December 2010
Let’s make it last forever<3
I have so many thoughts racing through my mind, and it’s getting to be far too much at once.
I am so scared that I’m going to screw this whole thing up, that one day you’re going to realize I’m no good and leave. It scares me so much.
Things are finally starting to look up after two years of pain, and I don’t think I can let it all slip away without losing myself in the proceess.
you have a mental break down in shop.
eating becomes the last thing you want to do.
you freak out over buying a christmas present and spend an hour in the store agonizing over it, then call your best friend to continue agonizing after you bought it.
and you start singing justin bieber songs. freaking justin bieber.
i have officially lost it.
does anyone else feel like this?
Have you ever cried from being so happy? Like when people cry at weddings, when babies are born, when so much happiness and excitement is built up inside that it has to come out through tears? I just did. Laying in bed listening to my iPod, I opened my eyes and thought “is this really my life? After everything, is this really happening?” and I cried. I used to make fun of people who cried with joy, but now I get it.
I forgot how much I truly love classical music. It’s beautiful.
I don’t think anyone really understands how much dance really means to me. It’s more than something that I do every week, more than something I spend most of my time doing. It’s a part of me.
When I dance, everything else goes away. That little voice inside my head that tells me “you’re no good, you’re fat, you’re ugly, you will never be good enough for anyone” becomes silent. The pains of long hours of pointe become worth it. My body and the music become one. Everything falls into place as the music begins.
I rise up and float across the floor, loosing touch with reality.
I am on top of the world, dancing without a care. Leap, pique arabesque left. Bouree back. passe develope front. Each step flows through my body like melting snow into a river.
I am flying, I am dancing.
So sore. I don’t even want to move. Dance why do you make me feel like I got beat up?
Well today kinda really sucked. Was late to dance because no one felt like driving me, people kept being total assholes about my hair (which is now conviently grey ish blonde). I realize it looks bad, thank you, but last time I checked my hair is MY freaking hair. It doesn’t have to live up to your standards.
And don’t even get me started on Mrs. Wattengal.
I need to go play spier solitaire before I start to scream.
Today is a day of fast cars, fast phones, and fast food. Red lights are no longer for safety, they are an inconvenience. We always have places to go, things to do. We cram 240 things into 24 hours.
Lights are flashing, horns are beeping.

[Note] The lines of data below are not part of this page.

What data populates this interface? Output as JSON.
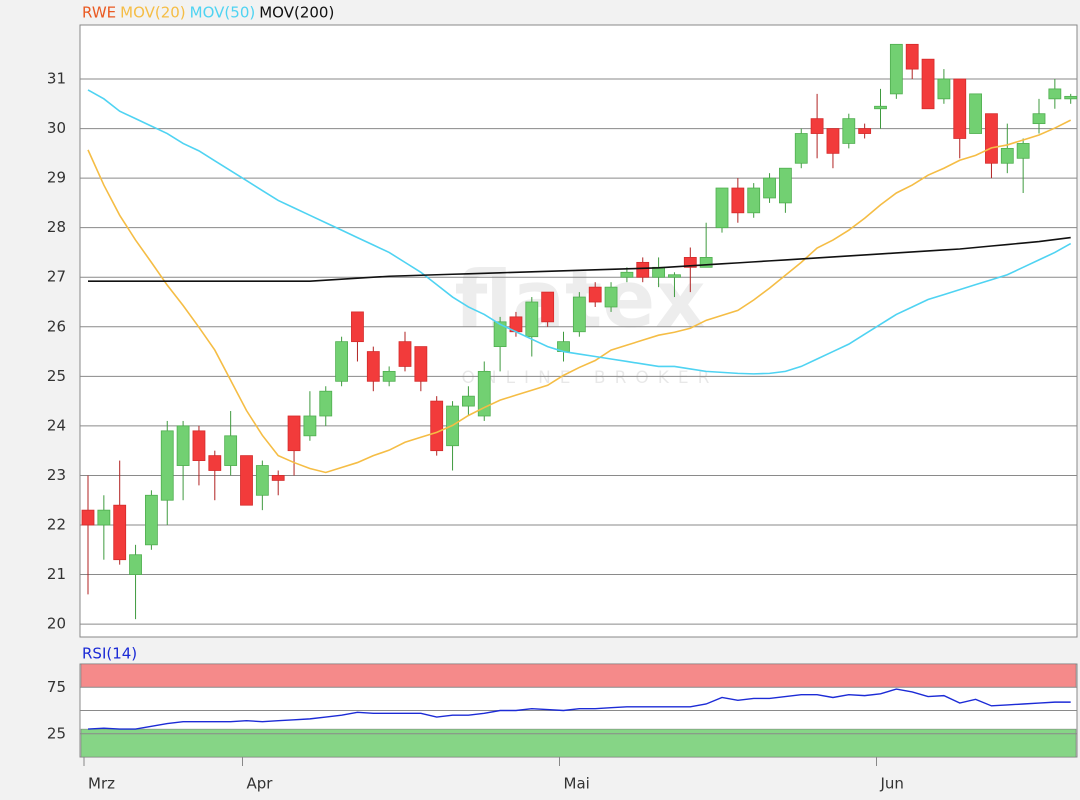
{
  "chart_data": [
    {
      "type": "candlestick",
      "ylim": [
        19.74,
        32.09
      ],
      "yticks": [
        20,
        21,
        22,
        23,
        24,
        25,
        26,
        27,
        28,
        29,
        30,
        31
      ],
      "xticks": [
        {
          "value": 0,
          "label": "Mrz"
        },
        {
          "value": 10,
          "label": "Apr"
        },
        {
          "value": 30,
          "label": "Mai"
        },
        {
          "value": 50,
          "label": "Jun"
        }
      ],
      "grid": true,
      "watermark": "flatex",
      "watermark_subtitle": "ONLINE BROKER",
      "series": [
        {
          "name": "RWE",
          "color": "#ea5a22",
          "up_color": "#72d072",
          "down_color": "#f23b3b",
          "open": [
            22.3,
            22.0,
            22.4,
            21.0,
            21.6,
            22.5,
            23.2,
            23.9,
            23.4,
            23.2,
            23.4,
            22.6,
            23.0,
            24.2,
            23.8,
            24.2,
            24.9,
            26.3,
            25.5,
            24.9,
            25.7,
            25.6,
            24.5,
            23.6,
            24.4,
            24.2,
            25.6,
            26.2,
            25.8,
            26.7,
            25.5,
            25.9,
            26.8,
            26.4,
            27.0,
            27.3,
            27.0,
            27.0,
            27.4,
            27.2,
            28.0,
            28.8,
            28.3,
            28.6,
            28.5,
            29.3,
            30.2,
            30.0,
            29.7,
            30.0,
            30.4,
            30.7,
            31.7,
            31.4,
            30.6,
            31.0,
            29.9,
            30.3,
            29.3,
            29.4,
            30.1,
            30.6,
            30.6
          ],
          "high": [
            23.0,
            22.6,
            23.3,
            21.6,
            22.7,
            24.1,
            24.1,
            24.0,
            23.5,
            24.3,
            23.4,
            23.3,
            23.1,
            24.2,
            24.7,
            24.8,
            25.8,
            26.3,
            25.6,
            25.2,
            25.9,
            25.6,
            24.6,
            24.5,
            24.8,
            25.3,
            26.2,
            26.3,
            26.6,
            26.7,
            25.9,
            26.7,
            26.9,
            26.9,
            27.2,
            27.4,
            27.4,
            27.1,
            27.6,
            28.1,
            28.8,
            29.0,
            28.9,
            29.1,
            29.2,
            30.0,
            30.7,
            30.0,
            30.3,
            30.1,
            30.8,
            31.7,
            31.7,
            31.4,
            31.2,
            31.0,
            30.7,
            30.3,
            30.1,
            29.8,
            30.6,
            31.0,
            30.7
          ],
          "low": [
            20.6,
            21.3,
            21.2,
            20.1,
            21.5,
            22.0,
            22.5,
            22.8,
            22.5,
            23.0,
            22.4,
            22.3,
            22.6,
            23.0,
            23.7,
            24.0,
            24.8,
            25.3,
            24.7,
            24.8,
            25.1,
            24.7,
            23.4,
            23.1,
            24.2,
            24.1,
            25.1,
            25.8,
            25.4,
            26.0,
            25.3,
            25.8,
            26.4,
            26.3,
            26.9,
            26.9,
            26.8,
            26.6,
            26.7,
            27.2,
            27.9,
            28.1,
            28.2,
            28.5,
            28.3,
            29.2,
            29.4,
            29.2,
            29.6,
            29.8,
            30.0,
            30.6,
            31.0,
            30.4,
            30.5,
            29.4,
            29.9,
            29.0,
            29.1,
            28.7,
            29.9,
            30.4,
            30.5
          ],
          "close": [
            22.0,
            22.3,
            21.3,
            21.4,
            22.6,
            23.9,
            24.0,
            23.3,
            23.1,
            23.8,
            22.4,
            23.2,
            22.9,
            23.5,
            24.2,
            24.7,
            25.7,
            25.7,
            24.9,
            25.1,
            25.2,
            24.9,
            23.5,
            24.4,
            24.6,
            25.1,
            26.1,
            25.9,
            26.5,
            26.1,
            25.7,
            26.6,
            26.5,
            26.8,
            27.1,
            27.0,
            27.2,
            27.05,
            27.2,
            27.4,
            28.8,
            28.3,
            28.8,
            29.0,
            29.2,
            29.9,
            29.9,
            29.5,
            30.2,
            29.9,
            30.45,
            31.7,
            31.2,
            30.4,
            31.0,
            29.8,
            30.7,
            29.3,
            29.6,
            29.7,
            30.3,
            30.8,
            30.65
          ]
        },
        {
          "name": "MOV(20)",
          "color": "#f5bd45",
          "values": [
            29.57,
            28.86,
            28.25,
            27.75,
            27.3,
            26.84,
            26.43,
            25.99,
            25.53,
            24.92,
            24.31,
            23.81,
            23.4,
            23.26,
            23.14,
            23.06,
            23.16,
            23.26,
            23.4,
            23.51,
            23.67,
            23.77,
            23.87,
            24.01,
            24.21,
            24.37,
            24.52,
            24.62,
            24.72,
            24.82,
            25.02,
            25.18,
            25.32,
            25.53,
            25.63,
            25.73,
            25.83,
            25.89,
            25.97,
            26.13,
            26.23,
            26.33,
            26.54,
            26.78,
            27.04,
            27.3,
            27.59,
            27.75,
            27.95,
            28.19,
            28.46,
            28.7,
            28.86,
            29.06,
            29.2,
            29.36,
            29.46,
            29.61,
            29.67,
            29.77,
            29.87,
            30.01,
            30.17
          ]
        },
        {
          "name": "MOV(50)",
          "color": "#4fd3f2",
          "values": [
            30.78,
            30.6,
            30.35,
            30.2,
            30.05,
            29.9,
            29.7,
            29.55,
            29.35,
            29.15,
            28.95,
            28.75,
            28.55,
            28.4,
            28.25,
            28.1,
            27.95,
            27.8,
            27.65,
            27.5,
            27.3,
            27.1,
            26.85,
            26.6,
            26.4,
            26.25,
            26.05,
            25.9,
            25.75,
            25.6,
            25.5,
            25.45,
            25.4,
            25.35,
            25.3,
            25.25,
            25.2,
            25.2,
            25.15,
            25.1,
            25.08,
            25.06,
            25.05,
            25.06,
            25.1,
            25.2,
            25.35,
            25.5,
            25.65,
            25.85,
            26.05,
            26.25,
            26.4,
            26.55,
            26.65,
            26.75,
            26.85,
            26.95,
            27.05,
            27.2,
            27.35,
            27.5,
            27.68
          ]
        },
        {
          "name": "MOV(200)",
          "color": "#111111",
          "values": [
            26.92,
            26.92,
            26.92,
            26.92,
            26.92,
            26.92,
            26.92,
            26.92,
            26.92,
            26.92,
            26.92,
            26.92,
            26.92,
            26.92,
            26.92,
            26.94,
            26.96,
            26.98,
            27.0,
            27.02,
            27.03,
            27.04,
            27.05,
            27.06,
            27.07,
            27.08,
            27.09,
            27.1,
            27.11,
            27.12,
            27.13,
            27.14,
            27.15,
            27.16,
            27.17,
            27.18,
            27.19,
            27.21,
            27.23,
            27.25,
            27.27,
            27.29,
            27.31,
            27.33,
            27.35,
            27.37,
            27.39,
            27.41,
            27.43,
            27.45,
            27.47,
            27.49,
            27.51,
            27.53,
            27.55,
            27.57,
            27.6,
            27.63,
            27.66,
            27.69,
            27.72,
            27.76,
            27.8
          ]
        }
      ]
    },
    {
      "type": "line",
      "title": "RSI(14)",
      "ylim": [
        0,
        100
      ],
      "yticks": [
        25,
        {
          "value": 50,
          "label": null
        },
        75
      ],
      "grid": true,
      "bands": [
        {
          "from": 75,
          "to": 100,
          "color": "#f58a8a"
        },
        {
          "from": 0,
          "to": 30,
          "color": "#86d586"
        }
      ],
      "series": [
        {
          "color": "#1c2bd6",
          "values": [
            30,
            31,
            30,
            30,
            33,
            36,
            38,
            38,
            38,
            38,
            39,
            38,
            39,
            40,
            41,
            43,
            45,
            48,
            47,
            47,
            47,
            47,
            43,
            45,
            45,
            47,
            50,
            50,
            52,
            51,
            50,
            52,
            52,
            53,
            54,
            54,
            54,
            54,
            54,
            57,
            64,
            61,
            63,
            63,
            65,
            67,
            67,
            64,
            67,
            66,
            68,
            73,
            70,
            65,
            66,
            58,
            62,
            55,
            56,
            57,
            58,
            59,
            59
          ]
        }
      ]
    }
  ]
}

Go, go, go, go, all day long. The phone is always buzzing, voices always buzzing. We are in so much of a rush that we can’t wait 10 minutes to check the buzzing phone, even if it meant saving a life.
Speed dating, quick hookups and quick break-ups. We are too quick to say “I love you” and too slow to mean it.
The sun is shining but we only see clouds. We find something wonderful but we always want better. We hate too easy and love too little. We are so busy getting to the destination that we don’t enjoy the journey. And when we get there, we don’t know what to do.
Please just make it stop.
oh tumblr please dont leave me again.